Photos and Text by Caridad
HAVANA TIMES, June 19 – I’d already heard that the Cuban duo was well-liked by the public in this country of tangled mountains and great rivers. But as I approached the Teresa Carreño Theater recently, it was confirmed by me that a wide section of Venezuelan music lovers avidly follows the songs of the two Guantanamo natives.
A young woman who was hugging her boyfriend looked at me smiling when I asked her why she had come to see these folk musicians. She replied, “I’m a follower of the “canción protesta” (the protest song genre), and Cubans know a lot about that.”
Her boyfriend, who stopped hugging her because of my curiosity, added, “I don’t like singers that only praise revolution, because that does no good for any social movement, or for the public that listens to them.”
One woman, who looked more than sixty, wanted to give me her opinion, “because those guys know how to touch people’s hearts; plus their music is lively, so people don’t fall asleep while listening to them.”
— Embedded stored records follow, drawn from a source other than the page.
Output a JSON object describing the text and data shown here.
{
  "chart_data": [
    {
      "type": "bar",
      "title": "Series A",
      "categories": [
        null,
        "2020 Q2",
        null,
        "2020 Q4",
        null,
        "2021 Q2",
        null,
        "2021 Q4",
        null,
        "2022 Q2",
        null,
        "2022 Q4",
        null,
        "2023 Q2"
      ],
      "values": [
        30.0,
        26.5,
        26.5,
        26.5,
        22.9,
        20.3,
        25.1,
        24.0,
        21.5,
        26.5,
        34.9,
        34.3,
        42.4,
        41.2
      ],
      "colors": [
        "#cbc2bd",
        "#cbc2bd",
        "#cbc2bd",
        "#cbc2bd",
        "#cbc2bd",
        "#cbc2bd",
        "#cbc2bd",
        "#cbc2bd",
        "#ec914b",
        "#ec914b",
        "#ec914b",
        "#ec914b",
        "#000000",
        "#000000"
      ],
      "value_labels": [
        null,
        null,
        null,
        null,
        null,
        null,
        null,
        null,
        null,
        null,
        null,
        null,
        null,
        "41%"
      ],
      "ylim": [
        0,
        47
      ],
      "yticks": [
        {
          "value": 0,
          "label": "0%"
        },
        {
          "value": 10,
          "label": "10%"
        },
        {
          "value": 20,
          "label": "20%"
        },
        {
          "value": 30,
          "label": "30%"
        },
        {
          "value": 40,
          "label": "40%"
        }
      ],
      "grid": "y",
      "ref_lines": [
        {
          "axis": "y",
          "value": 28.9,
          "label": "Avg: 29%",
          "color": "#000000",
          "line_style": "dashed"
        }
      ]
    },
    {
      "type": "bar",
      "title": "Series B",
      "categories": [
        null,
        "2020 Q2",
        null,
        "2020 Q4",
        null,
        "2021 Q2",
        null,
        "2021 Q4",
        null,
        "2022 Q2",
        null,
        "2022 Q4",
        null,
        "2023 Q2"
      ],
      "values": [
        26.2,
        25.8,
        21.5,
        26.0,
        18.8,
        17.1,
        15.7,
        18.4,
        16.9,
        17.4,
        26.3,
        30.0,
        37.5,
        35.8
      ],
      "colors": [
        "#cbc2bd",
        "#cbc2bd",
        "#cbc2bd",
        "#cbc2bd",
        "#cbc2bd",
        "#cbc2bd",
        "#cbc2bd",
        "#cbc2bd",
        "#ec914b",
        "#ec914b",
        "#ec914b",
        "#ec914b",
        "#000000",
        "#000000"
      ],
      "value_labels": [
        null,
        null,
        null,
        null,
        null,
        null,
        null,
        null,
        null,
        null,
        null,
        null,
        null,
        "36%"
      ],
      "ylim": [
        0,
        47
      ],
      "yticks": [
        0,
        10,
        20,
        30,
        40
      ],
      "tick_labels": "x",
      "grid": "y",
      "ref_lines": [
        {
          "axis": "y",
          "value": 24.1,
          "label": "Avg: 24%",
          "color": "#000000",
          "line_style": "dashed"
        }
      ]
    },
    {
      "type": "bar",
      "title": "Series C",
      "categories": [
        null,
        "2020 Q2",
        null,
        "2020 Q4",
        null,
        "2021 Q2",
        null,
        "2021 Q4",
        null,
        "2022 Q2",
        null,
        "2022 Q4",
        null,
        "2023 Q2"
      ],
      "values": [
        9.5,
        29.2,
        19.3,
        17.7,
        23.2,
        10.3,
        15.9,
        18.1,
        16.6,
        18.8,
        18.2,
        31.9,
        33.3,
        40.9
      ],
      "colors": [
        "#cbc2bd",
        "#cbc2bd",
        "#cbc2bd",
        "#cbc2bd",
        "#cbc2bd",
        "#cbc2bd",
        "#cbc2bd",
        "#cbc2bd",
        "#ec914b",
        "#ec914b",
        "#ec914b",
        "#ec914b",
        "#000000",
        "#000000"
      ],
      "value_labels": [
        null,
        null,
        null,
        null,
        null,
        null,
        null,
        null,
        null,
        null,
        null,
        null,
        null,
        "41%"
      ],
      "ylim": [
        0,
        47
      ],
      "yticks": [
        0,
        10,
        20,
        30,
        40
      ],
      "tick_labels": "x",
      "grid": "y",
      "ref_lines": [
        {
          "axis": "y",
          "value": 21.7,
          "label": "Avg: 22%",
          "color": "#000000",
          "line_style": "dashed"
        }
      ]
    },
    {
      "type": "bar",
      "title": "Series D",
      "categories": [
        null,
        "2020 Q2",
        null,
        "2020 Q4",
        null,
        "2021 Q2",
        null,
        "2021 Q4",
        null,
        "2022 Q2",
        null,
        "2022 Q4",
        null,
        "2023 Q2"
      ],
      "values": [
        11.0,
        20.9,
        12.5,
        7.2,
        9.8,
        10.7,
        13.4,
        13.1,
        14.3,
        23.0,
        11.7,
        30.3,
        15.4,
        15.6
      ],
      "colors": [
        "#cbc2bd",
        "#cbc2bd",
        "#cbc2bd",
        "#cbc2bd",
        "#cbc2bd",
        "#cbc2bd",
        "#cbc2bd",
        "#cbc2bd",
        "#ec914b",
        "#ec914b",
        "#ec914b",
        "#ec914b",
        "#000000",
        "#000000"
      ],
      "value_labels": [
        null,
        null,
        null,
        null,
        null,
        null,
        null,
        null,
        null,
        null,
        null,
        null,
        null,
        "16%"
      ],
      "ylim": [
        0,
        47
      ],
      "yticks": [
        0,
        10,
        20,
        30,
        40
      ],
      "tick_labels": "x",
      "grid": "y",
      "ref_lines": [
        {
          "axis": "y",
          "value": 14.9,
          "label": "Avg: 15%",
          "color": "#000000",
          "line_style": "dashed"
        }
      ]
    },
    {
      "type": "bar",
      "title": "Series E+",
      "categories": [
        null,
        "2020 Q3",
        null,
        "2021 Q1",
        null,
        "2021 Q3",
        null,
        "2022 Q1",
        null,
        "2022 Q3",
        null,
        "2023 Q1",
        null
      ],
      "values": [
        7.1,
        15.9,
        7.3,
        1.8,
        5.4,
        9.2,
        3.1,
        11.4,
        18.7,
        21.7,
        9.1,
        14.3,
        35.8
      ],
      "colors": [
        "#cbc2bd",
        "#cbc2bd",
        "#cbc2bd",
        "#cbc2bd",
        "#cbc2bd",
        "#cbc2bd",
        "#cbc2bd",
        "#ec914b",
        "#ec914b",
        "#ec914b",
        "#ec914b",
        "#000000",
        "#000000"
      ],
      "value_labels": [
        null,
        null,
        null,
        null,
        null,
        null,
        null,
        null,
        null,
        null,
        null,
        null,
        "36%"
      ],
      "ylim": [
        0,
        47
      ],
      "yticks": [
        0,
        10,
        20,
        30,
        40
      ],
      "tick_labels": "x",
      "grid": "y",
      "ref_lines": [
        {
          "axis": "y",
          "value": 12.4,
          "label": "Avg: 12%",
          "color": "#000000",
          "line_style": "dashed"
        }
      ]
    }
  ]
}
Near the entrance was a group of youths who were protesting because they hadn’t gotten any of the tickets that had been given out free. Nonetheless, they still wanted to hear the Cubans, as well as the Dame Pa Matala (a group that I’ll speak about next time). “Those singers don’t mince their words,” one of the youth told me, “but what they sing they do with poetry, with sincerity, and that’s appreciated a lot in these times of reggaeton and demagogic propaganda.”
Several children were running through the theater’s enormous corridor, but when the concert began, they were directed to their seats like everyone else. However, they didn’t sit down, because the emotion of listening to songs like Catalejo, Déjame Entrar and No juegues con mi soledad compelled them to remain standing and to chant with the same emotion as the Cuban duo, song after song, as if these had been composed in Venezuela.
Conclusively, the Venezuelans continued reaffirming to me that we’re remarkably similar peoples and that we both like lyrics that say something that makes us think, that speak of love and respect, and that are not afraid of censorship.